Lando was trying-you had to give him that. But Han wasn’t ready to be cheered up yet. “How do you get ready to get hit by two hundred Dreadnaughts?” he growled. “We’re stretched to the limit as it is.”

“Come on, Han,” Lando said, his voice starting to sound a little irritated. “Even if the ships are in mint condition and ready to fly, they’re still going to need two thousand crewers apiece to man them. It’ll be years before the Imperials can scrape that many recruits together and teach them how to fly the things.”

“Except that the Empire already had a call out for new ships,” Han reminded him. “Means they already have a bunch of recruits ready to go.”

“I doubt they have four hundred thousand of them,” Lando countered. “Come on, try looking on the bright side for once.

“There’s not much bright side here to look at.” Han shook his head.

“Sure there is,” Lando insisted. “Thanks to your quick action, the New Republic still has a fighting chance.”

Han frowned at him. “What do you mean?”

“You saved my life, remember? Shot those goons of Ferrier’s off my back.”

“Yeah, I remember. What does that have to do with the New Republic’s chances?”

“Han!” Lando said, looking scandalized. “You know perfectly well how fast the New Republic would fall apart without me around.”

Han tried real hard, but he couldn’t quite strangle off a smile on that one. He compromised, letting it come out twisted. “All right, I give up,” he sighed. “If I stop grousing, will you shut up?”

“Deal,” Lando nodded.

Han turned back to the porthole, the smile fading away. Lando could talk all he wanted; but the loss of the Katana fleet would be a first magnitude disaster, and they both knew it. Somehow, they had to stop the Empire from getting to those ships.

Somehow.





Chapter 26


Mon Mothma shook her head in wonderment. “The Katana fleet,” she breathed. “After all these years. It’s incredible.”

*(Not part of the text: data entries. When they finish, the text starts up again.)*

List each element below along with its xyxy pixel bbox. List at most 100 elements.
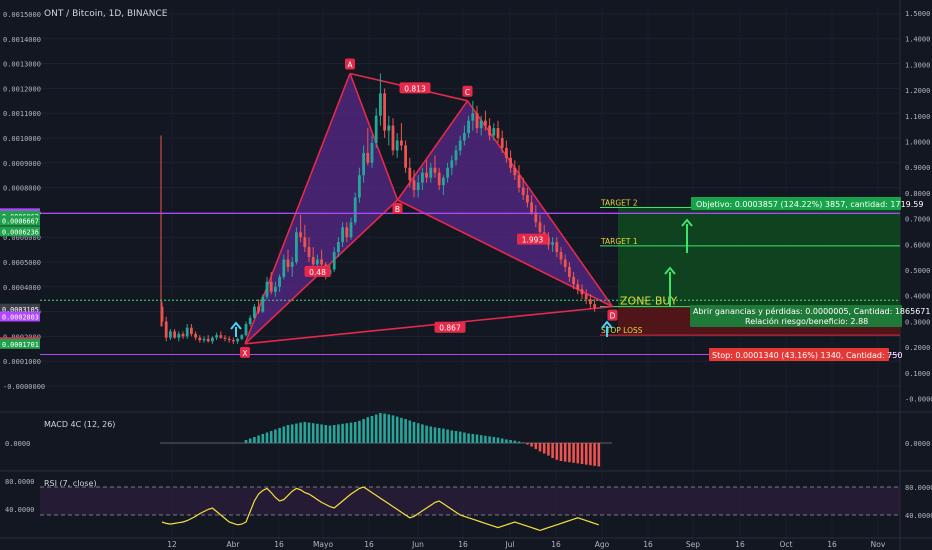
price-label-text: 0.0006667 — [2, 218, 39, 226]
candle-body — [282, 259, 286, 277]
candle-body — [211, 337, 214, 342]
candle-body — [584, 294, 588, 300]
macd-bar — [282, 426, 286, 443]
macd-bar — [496, 437, 500, 443]
candle-body — [509, 157, 512, 168]
candle-body — [286, 259, 290, 267]
y-tick-left: -0.0000000 — [3, 383, 45, 391]
macd-bar — [517, 441, 521, 443]
candle-body — [421, 172, 424, 183]
candle-body — [454, 150, 458, 161]
point-label: C — [465, 88, 470, 97]
candle-body — [307, 247, 311, 258]
target-zone — [618, 207, 900, 307]
y-tick-left: 0.0009000 — [3, 160, 41, 168]
macd-bar — [568, 443, 571, 463]
macd-bar — [328, 425, 332, 443]
candle-body — [227, 338, 231, 341]
candle-body — [479, 120, 483, 129]
macd-bar — [366, 417, 370, 443]
y-tick-right: 0.3000 — [905, 318, 930, 326]
macd-bar — [345, 423, 349, 443]
macd-bar — [408, 420, 412, 443]
macd-bar — [253, 437, 256, 443]
ratio-label: 1.993 — [522, 236, 544, 245]
candle-body — [500, 138, 504, 148]
price-label-text: 0.0001701 — [2, 341, 39, 349]
candle-body — [198, 337, 202, 341]
macd-bar — [383, 413, 386, 443]
candle-body — [349, 222, 353, 238]
candle-body — [219, 335, 223, 338]
candle-body — [370, 142, 374, 163]
candle-body — [505, 147, 508, 158]
macd-bar — [265, 432, 269, 443]
y-tick-right: 1.3000 — [905, 61, 930, 69]
chart-root: TARGET 2 TARGET 1 ZONE BUY STOP LOSS XABCD0… — [0, 0, 932, 550]
candle-body — [517, 175, 521, 188]
candle-body — [353, 197, 357, 223]
level-label: ZONE BUY — [620, 295, 677, 308]
macd-bar — [597, 443, 601, 467]
x-tick-label: Jun — [411, 540, 424, 549]
candle-body — [164, 321, 168, 338]
candle-body — [412, 180, 416, 191]
candle-body — [295, 232, 298, 262]
x-tick-label: 16 — [551, 540, 561, 549]
macd-bar — [547, 443, 550, 456]
candle-body — [530, 202, 533, 213]
candle-body — [278, 276, 281, 287]
y-tick-right: -0.0000 — [905, 396, 932, 404]
trading-chart[interactable]: TARGET 2TARGET 1ZONE BUYSTOP LOSS XABCD0… — [0, 0, 932, 550]
macd-bar — [337, 424, 340, 443]
y-tick-right: 1.5000 — [905, 10, 930, 18]
macd-bar — [244, 440, 248, 443]
candle-body — [274, 286, 277, 292]
macd-bar — [362, 419, 365, 443]
y-tick-right: 0.5000 — [905, 267, 930, 275]
macd-bar — [580, 443, 584, 464]
candle-body — [248, 317, 252, 324]
macd-bar — [530, 443, 533, 447]
ratio-label: 0.48 — [309, 268, 326, 277]
candle-body — [202, 338, 206, 341]
point-label: B — [395, 205, 400, 214]
macd-bar — [576, 443, 580, 464]
candle-body — [358, 175, 361, 198]
candle-body — [416, 182, 420, 191]
y-tick-right: 1.0000 — [905, 139, 930, 147]
candle-body — [240, 335, 244, 339]
macd-bar — [278, 428, 281, 443]
price-label-text: 0.0002803 — [2, 313, 39, 321]
candle-body — [471, 113, 475, 121]
macd-bar — [425, 425, 428, 443]
candle-body — [337, 242, 340, 253]
x-tick-label: 16 — [458, 540, 468, 549]
candle-body — [206, 338, 210, 342]
ratio-label: 0.867 — [439, 324, 461, 333]
rsi-tick-left: 40.0000 — [5, 506, 35, 514]
candle-body — [341, 227, 344, 243]
y-tick-right: 0.7000 — [905, 216, 930, 224]
x-tick-label: Ago — [595, 540, 610, 549]
x-tick-label: 16 — [643, 540, 653, 549]
macd-bar — [248, 438, 252, 443]
macd-bar — [412, 422, 416, 443]
candle-body — [563, 259, 567, 267]
macd-bar — [551, 443, 554, 458]
macd-bar — [341, 423, 344, 443]
pnl-text: Abrir ganancias y pérdidas: 0.0000005, C… — [693, 306, 930, 316]
candle-body — [332, 252, 336, 270]
macd-label: MACD 4C (12, 26) — [44, 420, 115, 429]
macd-bar — [584, 443, 588, 465]
candle-body — [391, 125, 395, 151]
macd-zero-left: 0.0000 — [5, 440, 30, 448]
candle-body — [555, 242, 559, 253]
macd-bar — [353, 422, 357, 443]
candle-body — [559, 252, 563, 260]
point-label: A — [347, 61, 353, 70]
macd-bar — [563, 443, 567, 462]
y-tick-left: 0.0012000 — [3, 85, 41, 93]
candle-body — [463, 133, 466, 141]
macd-bar — [274, 429, 277, 443]
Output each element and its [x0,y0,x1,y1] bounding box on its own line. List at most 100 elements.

“Some might even put it more strongly than that,” Fey’lya added coolly, his fur rippling as he gazed hard at Karrde’s impassive face. He’d been doing a lot of that throughout the hastily called meeting, Leia had noticed: gazing hard at Karrde, at Luke, at Leia herself. Even Mon Mothma hadn’t been left out. “Some might, in fact, have severe doubts that what you’re telling us is true at all.”

Beside Karrde, Luke shifted in his seat, and Leia could sense his efforts to control his annoyance with the Bothan. But Karrde merely cocked an eyebrow. “Are you suggesting that I’m lying to you?”

“What, a smuggler lie?” Fey’lya countered. “What a thought.”

“He’s not lying,” Han insisted, an edge to his voice. “The fleet’s been found. I saw some of the ships.”

“Perhaps,” Fey’lya said, dropping his eyes to the polished surface of the table. Of all those at the meeting, Han had so far been the only one to escape Fey’lya’s posturing and his glare. For some reason, the Bothan seemed reluctant to even look at him. “Perhaps not. There are more Dreadnaught cruisers in the galaxy than just the Katana fleet.”